Monday 20 December 2010

ENTER THE VOID (FRANCE/2009/GASPAR NOÉ)

After the boundary-pushing histrionics of Irréversible, many questioned what exactly Gaspar Noé could do next in an attempt to outdo himself. As a result, his latest project Enter The Void has been hyped to an almost embarrassing degree, with themes of drug addiction and spirituality promising an intense display of zeitgeist. Expatriate drug dealer Oscar lives with his pole dancer sister Linda in a flat in Tokyo. On what appears to be a slow evening at a bar, Oscar is shot by the police, and the story takes a turn as he becomes a floating ghost, able to see but not interact with the world around him. In this spirit form, Oscar seeks to fulfil his childhood promise – to protect Linda from evil.

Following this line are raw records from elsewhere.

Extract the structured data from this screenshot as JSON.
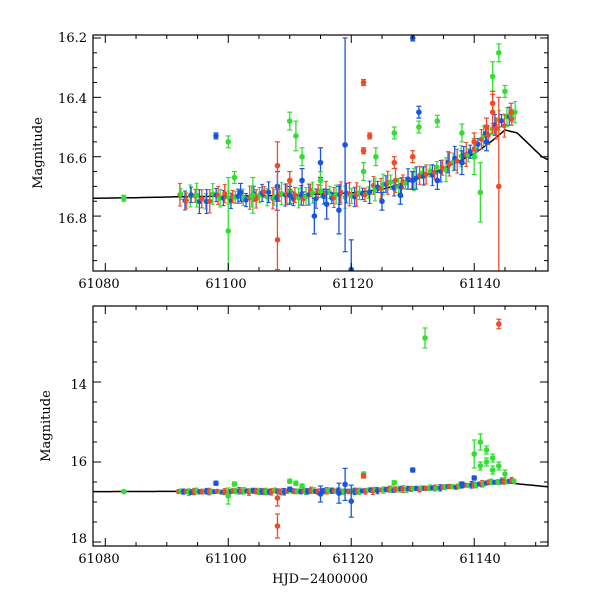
{
  "figure": {
    "xlabel": "HJD−2400000",
    "colors": {
      "blue": "#1a55e0",
      "green": "#33dd33",
      "red": "#f04a2a",
      "model": "#000000"
    }
  },
  "chart_data": [
    {
      "type": "scatter",
      "panel": "top",
      "ylabel": "Magnitude",
      "xlim": [
        61078,
        61152
      ],
      "ylim": [
        16.985,
        16.19
      ],
      "y_inverted": true,
      "x_ticks": [
        61080,
        61100,
        61120,
        61140
      ],
      "x_tick_labels": [
        "61080",
        "61100",
        "61120",
        "61140"
      ],
      "y_ticks": [
        16.2,
        16.4,
        16.6,
        16.8
      ],
      "y_tick_labels": [
        "16.2",
        "16.4",
        "16.6",
        "16.8"
      ],
      "model_curve": {
        "x": [
          61078,
          61085,
          61092,
          61100,
          61110,
          61120,
          61125,
          61130,
          61135,
          61140,
          61143,
          61145,
          61147,
          61149,
          61151,
          61152
        ],
        "y": [
          16.74,
          16.738,
          16.735,
          16.733,
          16.73,
          16.722,
          16.71,
          16.68,
          16.64,
          16.59,
          16.545,
          16.51,
          16.52,
          16.56,
          16.6,
          16.61
        ]
      },
      "series": [
        {
          "name": "blue",
          "color": "#1a55e0",
          "x": [
            61098,
            61102,
            61108,
            61110,
            61112,
            61114,
            61115,
            61116,
            61118,
            61119,
            61120,
            61125,
            61128,
            61130,
            61130,
            61131,
            61134,
            61138,
            61142
          ],
          "y": [
            16.53,
            16.72,
            16.7,
            16.73,
            16.68,
            16.8,
            16.62,
            16.76,
            16.78,
            16.56,
            16.98,
            16.75,
            16.73,
            16.2,
            16.68,
            16.45,
            16.68,
            16.62,
            16.55
          ],
          "err": [
            0.01,
            0.03,
            0.05,
            0.03,
            0.04,
            0.06,
            0.05,
            0.05,
            0.08,
            0.36,
            0.1,
            0.03,
            0.03,
            0.01,
            0.03,
            0.02,
            0.03,
            0.04,
            0.03
          ]
        },
        {
          "name": "green",
          "color": "#33dd33",
          "x": [
            61083,
            61100,
            61100,
            61101,
            61104,
            61110,
            61111,
            61112,
            61115,
            61122,
            61124,
            61127,
            61131,
            61134,
            61138,
            61140,
            61141,
            61143,
            61144,
            61145,
            61146
          ],
          "y": [
            16.74,
            16.55,
            16.85,
            16.67,
            16.73,
            16.48,
            16.53,
            16.6,
            16.68,
            16.65,
            16.6,
            16.52,
            16.5,
            16.48,
            16.52,
            16.6,
            16.72,
            16.33,
            16.25,
            16.38,
            16.46
          ],
          "err": [
            0.01,
            0.02,
            0.18,
            0.02,
            0.06,
            0.03,
            0.05,
            0.03,
            0.03,
            0.03,
            0.03,
            0.02,
            0.02,
            0.02,
            0.03,
            0.06,
            0.1,
            0.05,
            0.03,
            0.02,
            0.02
          ]
        },
        {
          "name": "red",
          "color": "#f04a2a",
          "x": [
            61108,
            61108,
            61110,
            61122,
            61122,
            61123,
            61127,
            61130,
            61140,
            61142,
            61143,
            61143,
            61144,
            61146
          ],
          "y": [
            16.63,
            16.88,
            16.68,
            16.35,
            16.58,
            16.53,
            16.62,
            16.6,
            16.55,
            16.5,
            16.42,
            16.45,
            16.7,
            16.45
          ],
          "err": [
            0.08,
            0.1,
            0.03,
            0.01,
            0.01,
            0.01,
            0.02,
            0.02,
            0.03,
            0.03,
            0.03,
            0.07,
            0.3,
            0.03
          ]
        }
      ],
      "dense_band": {
        "x_range": [
          61092,
          61147
        ],
        "baseline_x": [
          61092,
          61120,
          61124,
          61130,
          61136,
          61140,
          61143,
          61147
        ],
        "baseline_y": [
          16.74,
          16.725,
          16.71,
          16.68,
          16.63,
          16.57,
          16.5,
          16.46
        ],
        "colors": [
          "#f04a2a",
          "#33dd33",
          "#1a55e0"
        ],
        "scatter": 0.015,
        "error_halfwidth": 0.03
      }
    },
    {
      "type": "scatter",
      "panel": "bottom",
      "ylabel": "Magnitude",
      "xlabel": "HJD−2400000",
      "xlim": [
        61078,
        61152
      ],
      "ylim": [
        18.1,
        12.1
      ],
      "y_inverted": true,
      "x_ticks": [
        61080,
        61100,
        61120,
        61140
      ],
      "x_tick_labels": [
        "61080",
        "61100",
        "61120",
        "61140"
      ],
      "y_ticks": [
        14,
        16,
        18
      ],
      "y_tick_labels": [
        "14",
        "16",
        "18"
      ],
      "model_curve": {
        "x": [
          61078,
          61092,
          61110,
          61120,
          61130,
          61140,
          61145,
          61148,
          61152
        ],
        "y": [
          16.74,
          16.735,
          16.73,
          16.722,
          16.68,
          16.59,
          16.51,
          16.56,
          16.62
        ]
      },
      "series": [
        {
          "name": "blue",
          "color": "#1a55e0",
          "x": [
            61098,
            61110,
            61115,
            61118,
            61119,
            61120,
            61130,
            61138,
            61140
          ],
          "y": [
            16.53,
            16.68,
            16.8,
            16.78,
            16.56,
            16.98,
            16.2,
            16.55,
            16.4
          ],
          "err": [
            0.05,
            0.05,
            0.2,
            0.25,
            0.4,
            0.4,
            0.05,
            0.05,
            0.05
          ]
        },
        {
          "name": "green",
          "color": "#33dd33",
          "x": [
            61083,
            61100,
            61101,
            61110,
            61111,
            61112,
            61122,
            61127,
            61132,
            61140,
            61141,
            61141,
            61142,
            61142,
            61143,
            61143,
            61144,
            61145
          ],
          "y": [
            16.74,
            16.85,
            16.55,
            16.48,
            16.53,
            16.6,
            16.3,
            16.52,
            12.9,
            15.8,
            15.5,
            16.1,
            16.0,
            15.7,
            16.2,
            15.9,
            16.1,
            16.3
          ],
          "err": [
            0.03,
            0.2,
            0.05,
            0.05,
            0.05,
            0.05,
            0.05,
            0.05,
            0.25,
            0.35,
            0.2,
            0.1,
            0.1,
            0.1,
            0.1,
            0.1,
            0.1,
            0.1
          ]
        },
        {
          "name": "red",
          "color": "#f04a2a",
          "x": [
            61108,
            61108,
            61122,
            61144
          ],
          "y": [
            17.6,
            16.9,
            16.35,
            12.55
          ],
          "err": [
            0.3,
            0.2,
            0.05,
            0.12
          ]
        }
      ],
      "dense_band": {
        "x_range": [
          61092,
          61147
        ],
        "baseline_x": [
          61092,
          61120,
          61124,
          61130,
          61136,
          61140,
          61143,
          61147
        ],
        "baseline_y": [
          16.74,
          16.725,
          16.71,
          16.68,
          16.63,
          16.57,
          16.5,
          16.46
        ],
        "colors": [
          "#f04a2a",
          "#33dd33",
          "#1a55e0"
        ],
        "scatter": 0.02,
        "error_halfwidth": 0.06
      }
    }
  ]
}
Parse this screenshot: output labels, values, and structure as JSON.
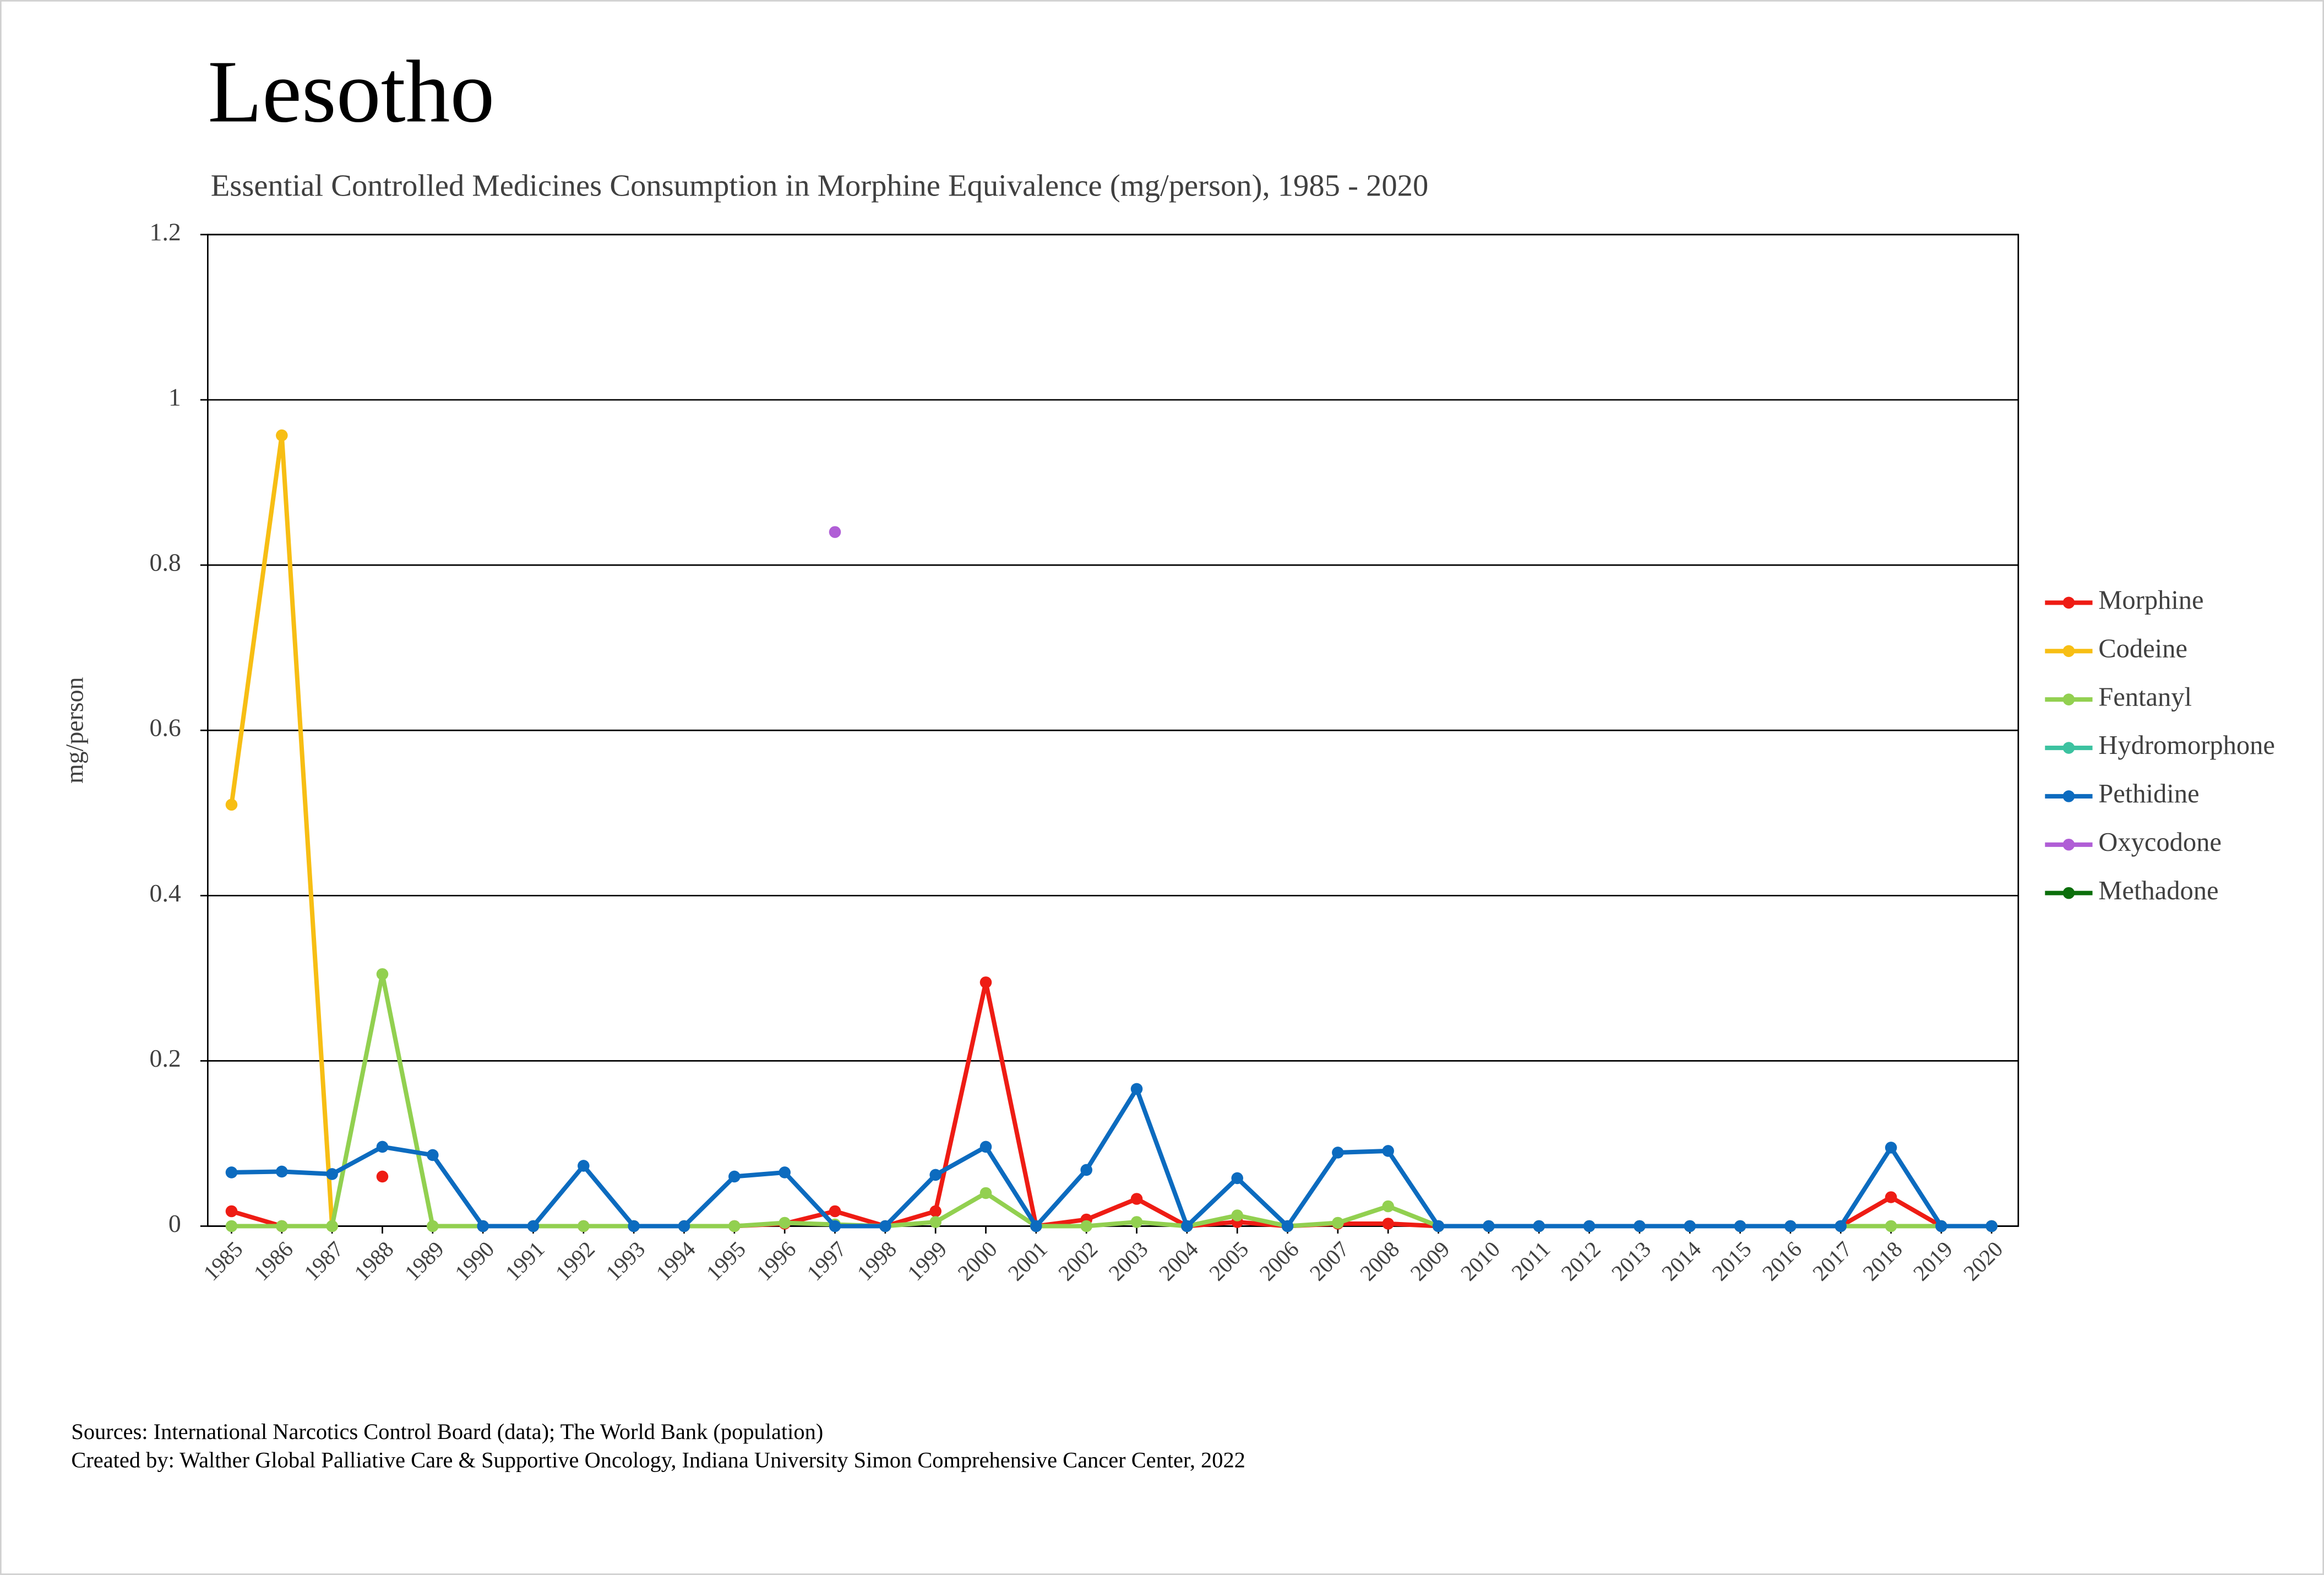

Although it’s shot entirely from Oscar’s point of view, Noé keeps a lot of the film on the surface, and he frequently repeats symbols as if to remind the audience that this film has profundity. Oscar mentions the Tibetan Book of the Dead, before sinking into a DMT-induced hallucination evoking mandalas. A memory-led narrative full of potential becomes worryingly simplistic with lines like “I promise I’ll never ever leave you”. As proven in Irréversible, Noé knows how to play with his audience, and one must applaud him for some of what he manages to put on screen, but where he might have conceived of his film as a sugary pill designed to cure cinema’s ailments, one can’t help but feel this is little more than a placebo.